Selain fitur-fitur inti yang udah disebutin di atas, Deno juga punya standard library yang dikelola oleh tim inti Deno sendiri. Standard library ini menyediakan modul-modul dasar yang sering dibutuhkan, misalnya modul buat filesystem (fs
), HTTP (http
), utility kayak buat nge-handle command line arguments (flags
), testing, dan lain-lain. Modul-modul di standard library ini terjamin kualitasnya dan selalu di-maintain bareng sama runtime Deno-nya. Ini kayak punya seperangkat utility tool dasar yang bisa diandalkan tanpa harus nyari package pihak ketiga buat fungsi-fungsi umum. Tips: Sebelum nyari third-party module buat tugas dasar, coba cek dulu standard library Deno. Kemungkinan fungsi yang kamu butuhkan sudah tersedia di sana dengan kualitas yang terjamin.
Komunitas Deno memang belum sebesar komunitas Node.js yang sudah matang banget, tapi terus berkembang. Banyak module pihak ketiga yang mulai dibuat untuk Deno, mulai dari framework web (kayak Fresh, Oak) sampai database driver dan tool lainnya. Dokumentasi Deno juga terkenal sangat bagus dan up-to-date, bikin developer baru gampang buat mulai belajar.
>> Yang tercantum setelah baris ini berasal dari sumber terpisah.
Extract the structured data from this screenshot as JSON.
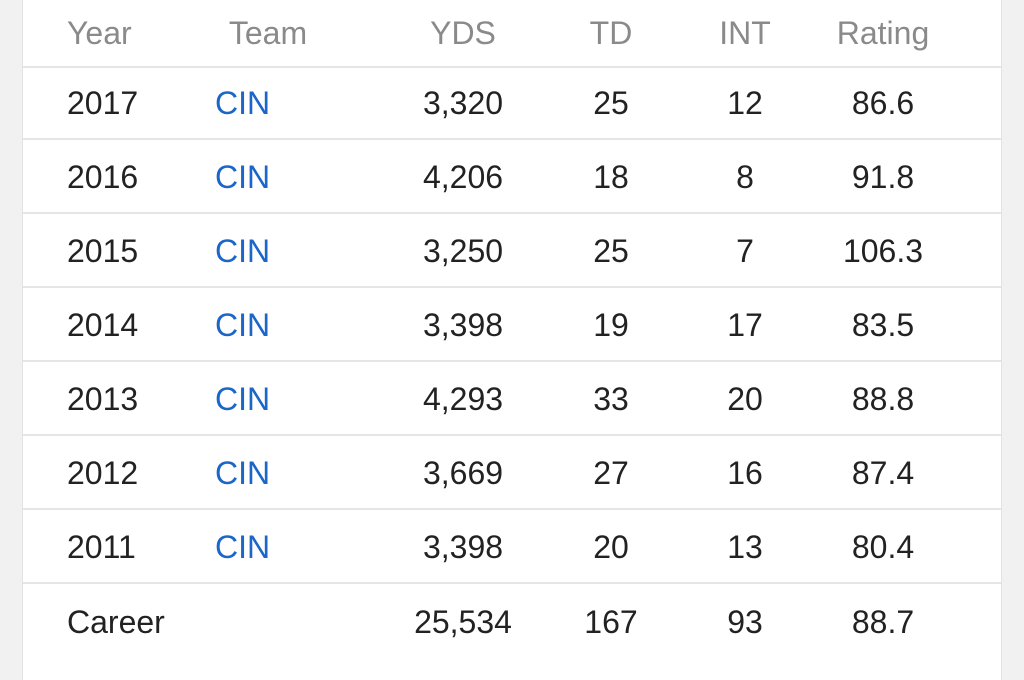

Jadi, kenapa developer sekarang banyak yang lirik Deno? Intinya, Deno menawarkan runtime JavaScript/TypeScript yang didesain dengan mempertimbangkan pelajaran dari tahun-tahun ekosistem Node.js berjalan. Fokus utamanya di keamanan yang built-in, dukungan TypeScript yang mulus, sistem dependency yang lebih sederhana (tanpa node_modules
), perkakas pengembangan yang terintegrasi, dan kepatuhan terhadap Web standard.
Ini bukan berarti Deno bakal langsung menggantikan Node.js dalam waktu dekat. Node.js punya ekosistem yang luar biasa besar, jutaan package di npm, dan komunitas yang sangat aktif yang sudah ada selama lebih dari satu dekade. Banyak aplikasi besar yang dibangun di atas Node.js dan akan terus berjalan di sana. Migrasi dari Node.js ke Deno juga butuh usaha, terutama karena ada perbedaan dalam API bawaan (walaupun Deno punya layer compatibility buat Node.js) dan cara mengelola dependency.
Tapi Deno menawarkan alternatif yang sangat menarik, terutama untuk proyek-proyek baru, utility script yang butuh keamanan ekstra, atau tim yang memang pengen memulai dengan stack yang lebih modern dan terintegrasi dari awal. Buat developer yang pengen terus update sama perkembangan teknologi, ngulik Deno itu jadi wajib. Kamu bisa belajar banyak tentang desain runtime yang modern, pentingnya keamanan secara default, dan efisiensi workflow pengembangan dengan tool yang terintegrasi.
Gimana cara mulai nyoba Deno? Gampang banget. Kamu tinggal unduh installer-nya dari website resmi Deno (deno.land) sesuai sistem operasi kamu, atau pake command yang disediain di sana. Setelah terinstal, kamu bisa langsung coba jalanin file JavaScript atau TypeScript sederhana. Eksplorasi dokumentasinya, coba bikin server HTTP kecil pake standard library-nya, atau coba porting script Node.js sederhana ke Deno.
Kesimpulannya, Deno bukan cuma sekadar "Node.js yang diperbaiki". Ini adalah runtime yang dibangun dengan filosofi yang sedikit berbeda, dengan penekanan kuat pada keamanan, kesederhanaan dalam manajemen dependency, dan kemudahan penggunaan modern JavaScript/TypeScript serta Web standard. Fitur-fitur seperti built-in security, native TypeScript, no node_modules
, integrated tooling, dan top-level await adalah alasan kuat kenapa developer sekarang banyak yang mulai melirik dan mempertimbangkan Deno untuk proyek-proyek mereka, baik itu buat backend, command line utility, atau script automation. Ini era yang seru banget buat developer JavaScript/TypeScript, ada lebih banyak pilihan runtime yang powerful dan inovatif. Jadi, kalau kamu penasaran, yuk cobain Deno!